Haupt shoved his hands in his pockets and continued to stare outside. “What you don’t know is that the Finnish Army halted its offensive thirty kilometres from the centre of Leningrad and then besieged the city by cutting its northern supply routes. They had no hope of advancing on Russian forces ten times their size. Their goal was to hold out long enough for us to help them, not the other way around.”
Willie, yearning for
the bed in the other room, asked, “So, what now?”
Haupt looked around the empty room. “Search the house for a map, plans, anything you see with writing on it.”
After a thorough search that yielded nothing but dirt and a couple of tin cups and plates, Willie went outside to fill the cups with snow.
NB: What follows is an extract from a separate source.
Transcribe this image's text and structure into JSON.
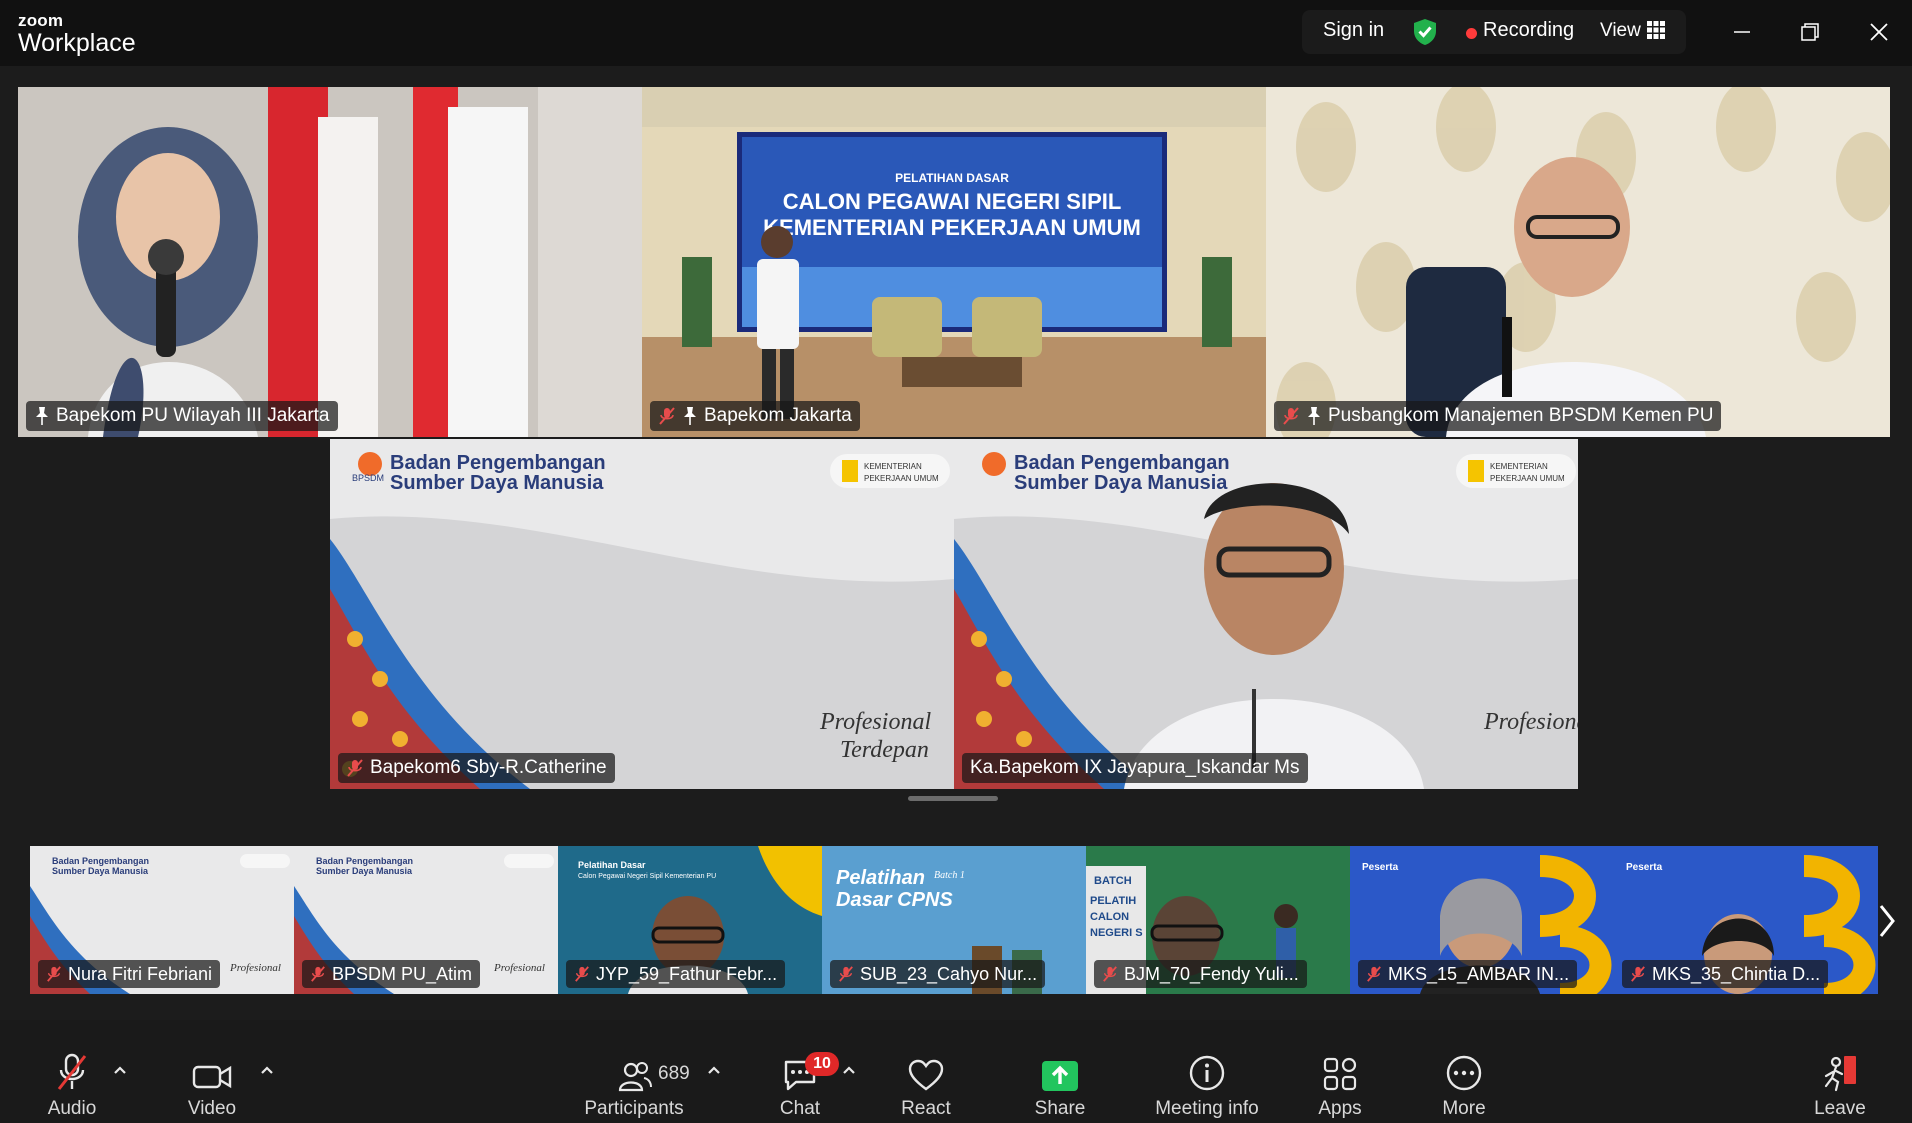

At first, the noises from within the coppice were faint and muffled: a twig snapped, shuffling feet, a horse snorted, and skis scraped icy patches. Wilmot tensed, dropped to the ground and scanned the trees – nothing – until the noises, unlike any he’d heard in weeks, grew louder.
He eyed the door, willing himself to get off his knees and make a run for it. His breath rasped the back of his throat, but as he started to rise his legs gave way.
He held his breath, still on the ground, unable to get to his feet. The sounds, now directly behind him, were clearer: skis swooshing across the snow, rifles clicking, horses’ hooves crunching the icy ground, and footsteps approaching left him in no doubt that he’d been spotted. He scrambled to his knees, raised his arms in the air and stared at the door of the cabin, praying that Haupt wouldn’t suddenly appear and get shot.
Any second, a bullet is going to hit me in the back of the head. Strange, Wilmot thought, he’d rather get a bullet than be captured again by the Russians.
Willie stared at the front door. It opened, and instead of Haupt a man wearing white bed linen as camouflage snow gear appeared. A rifle was slung over his shoulder, and most of his face was concealed by a balaclava. He stepped outside, then Haupt, grinning from ear to ear, appeared beside him in the doorway.
Wilmot, his mind still frozen in fear, remained on his knees.